Yeah, could be, but with other things involving large numbers of people (say a million) you can do X and get 100,000 complainers that say “ditch X, do Y”, and if you comply and throw X under the bus and embrace Y you get 100,000 people saying “no! X was far better, and Y is trash, burn Y to the ground and go back to X!”. It is my assertion that those two groups of 100,000 people are largely distinct people. Not 100,000 people that complain about anything you do.
This definitely applies to things like where the caps lock and escape keys are, and the colors of any and all bike sheds. I expect it applies here too. For example I thought CA was reopening too soon (I figured we hadn’t really changed anything from when we closed down, except we had more cases). I thought at most we should do a very slow limited reopening and wait two weeks to see how it went. Of corse I also have a job I can do from home, so I was arguing from a position of economic stability.

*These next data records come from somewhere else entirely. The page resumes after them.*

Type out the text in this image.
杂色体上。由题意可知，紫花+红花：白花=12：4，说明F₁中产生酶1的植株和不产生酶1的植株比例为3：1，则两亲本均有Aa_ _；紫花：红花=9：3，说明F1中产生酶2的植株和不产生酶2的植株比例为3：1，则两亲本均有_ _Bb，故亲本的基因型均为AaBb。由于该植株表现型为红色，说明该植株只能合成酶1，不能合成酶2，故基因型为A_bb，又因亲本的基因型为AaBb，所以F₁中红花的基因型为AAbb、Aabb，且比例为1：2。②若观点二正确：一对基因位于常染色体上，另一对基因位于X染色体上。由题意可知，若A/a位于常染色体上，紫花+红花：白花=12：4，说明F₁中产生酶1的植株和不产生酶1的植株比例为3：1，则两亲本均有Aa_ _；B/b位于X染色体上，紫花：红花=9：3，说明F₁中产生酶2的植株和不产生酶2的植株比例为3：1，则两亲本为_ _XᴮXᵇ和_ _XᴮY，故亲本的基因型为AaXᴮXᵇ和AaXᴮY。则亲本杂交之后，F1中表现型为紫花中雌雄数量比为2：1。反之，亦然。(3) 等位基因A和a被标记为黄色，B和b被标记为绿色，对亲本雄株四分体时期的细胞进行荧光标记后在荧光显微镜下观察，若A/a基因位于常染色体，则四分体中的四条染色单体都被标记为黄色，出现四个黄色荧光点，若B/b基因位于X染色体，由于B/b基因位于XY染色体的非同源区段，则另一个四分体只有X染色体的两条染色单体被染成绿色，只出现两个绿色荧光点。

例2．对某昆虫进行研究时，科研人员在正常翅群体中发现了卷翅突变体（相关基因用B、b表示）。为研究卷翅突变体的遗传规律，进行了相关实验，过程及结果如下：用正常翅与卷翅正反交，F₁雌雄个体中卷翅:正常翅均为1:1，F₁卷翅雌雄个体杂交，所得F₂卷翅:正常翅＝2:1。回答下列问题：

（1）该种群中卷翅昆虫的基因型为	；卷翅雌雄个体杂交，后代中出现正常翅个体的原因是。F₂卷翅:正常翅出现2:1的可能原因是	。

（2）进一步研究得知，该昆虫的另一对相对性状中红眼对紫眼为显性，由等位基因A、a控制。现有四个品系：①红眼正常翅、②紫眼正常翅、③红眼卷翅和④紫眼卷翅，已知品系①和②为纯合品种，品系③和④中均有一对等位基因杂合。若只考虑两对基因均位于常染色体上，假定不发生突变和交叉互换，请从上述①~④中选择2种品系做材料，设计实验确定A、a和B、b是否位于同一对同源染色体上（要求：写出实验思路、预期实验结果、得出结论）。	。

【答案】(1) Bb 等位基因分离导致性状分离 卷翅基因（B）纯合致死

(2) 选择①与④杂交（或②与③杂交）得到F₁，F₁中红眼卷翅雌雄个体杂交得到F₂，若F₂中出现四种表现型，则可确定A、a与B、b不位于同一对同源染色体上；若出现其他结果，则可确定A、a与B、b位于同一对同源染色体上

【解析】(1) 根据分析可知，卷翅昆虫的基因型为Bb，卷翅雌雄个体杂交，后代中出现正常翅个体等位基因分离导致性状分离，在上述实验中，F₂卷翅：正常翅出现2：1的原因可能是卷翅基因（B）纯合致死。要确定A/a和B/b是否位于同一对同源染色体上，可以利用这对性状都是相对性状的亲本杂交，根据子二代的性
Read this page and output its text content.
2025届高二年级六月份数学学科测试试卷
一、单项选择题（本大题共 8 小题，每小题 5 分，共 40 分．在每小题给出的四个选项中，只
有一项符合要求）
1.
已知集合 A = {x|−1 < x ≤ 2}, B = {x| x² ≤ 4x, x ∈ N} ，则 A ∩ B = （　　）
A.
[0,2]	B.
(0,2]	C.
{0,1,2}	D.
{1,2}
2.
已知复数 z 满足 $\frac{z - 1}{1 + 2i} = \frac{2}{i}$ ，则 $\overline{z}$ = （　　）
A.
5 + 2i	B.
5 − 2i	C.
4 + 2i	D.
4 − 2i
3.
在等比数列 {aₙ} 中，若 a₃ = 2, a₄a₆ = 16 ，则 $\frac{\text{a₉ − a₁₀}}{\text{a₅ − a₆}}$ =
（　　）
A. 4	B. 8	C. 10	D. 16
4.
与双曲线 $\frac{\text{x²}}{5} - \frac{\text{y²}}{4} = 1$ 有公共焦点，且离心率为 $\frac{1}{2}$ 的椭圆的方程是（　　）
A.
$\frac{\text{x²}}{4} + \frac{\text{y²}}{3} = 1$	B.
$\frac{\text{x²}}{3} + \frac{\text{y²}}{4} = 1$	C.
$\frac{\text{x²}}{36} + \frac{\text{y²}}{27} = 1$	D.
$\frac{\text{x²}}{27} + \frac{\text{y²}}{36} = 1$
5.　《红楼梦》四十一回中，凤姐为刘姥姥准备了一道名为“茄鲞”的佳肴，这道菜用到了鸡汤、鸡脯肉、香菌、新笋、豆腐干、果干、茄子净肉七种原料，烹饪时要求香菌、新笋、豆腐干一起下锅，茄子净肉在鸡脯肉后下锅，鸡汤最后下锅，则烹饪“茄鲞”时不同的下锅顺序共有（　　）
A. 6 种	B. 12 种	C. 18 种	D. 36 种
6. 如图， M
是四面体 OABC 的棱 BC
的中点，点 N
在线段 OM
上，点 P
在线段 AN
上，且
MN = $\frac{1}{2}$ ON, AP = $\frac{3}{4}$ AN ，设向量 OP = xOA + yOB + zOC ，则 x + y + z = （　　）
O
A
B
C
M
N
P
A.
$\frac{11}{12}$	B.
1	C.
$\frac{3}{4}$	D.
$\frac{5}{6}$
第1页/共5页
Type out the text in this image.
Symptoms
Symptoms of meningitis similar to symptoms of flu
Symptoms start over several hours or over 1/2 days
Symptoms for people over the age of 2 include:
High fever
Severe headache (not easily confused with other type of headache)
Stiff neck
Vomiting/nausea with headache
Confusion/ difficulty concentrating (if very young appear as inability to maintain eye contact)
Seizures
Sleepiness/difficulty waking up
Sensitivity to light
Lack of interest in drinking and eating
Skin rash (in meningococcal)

Yep, not just for people, also for businesses. I know a lot of smaller businesses that were profitable before, and I expect could have been profitable later, but definitely couldn’t make rent payments during a lockdown (either government mandated, or in absence of an appropriate government mandate then when people have enough fear to stay home on their own). Those are gone now, the owners wiped out, and will likely be unable to find enough money for equipment they couldn’t move home when evicted form commercial properties. They won’t be able to rehire employees because they won’t be reopening. Also I won’t be able to get those particular peanut butter cookies anymore, which you may not think is as tragic as all those lost jobs, but I assert it is because you haven’t eaten those particular cookies before.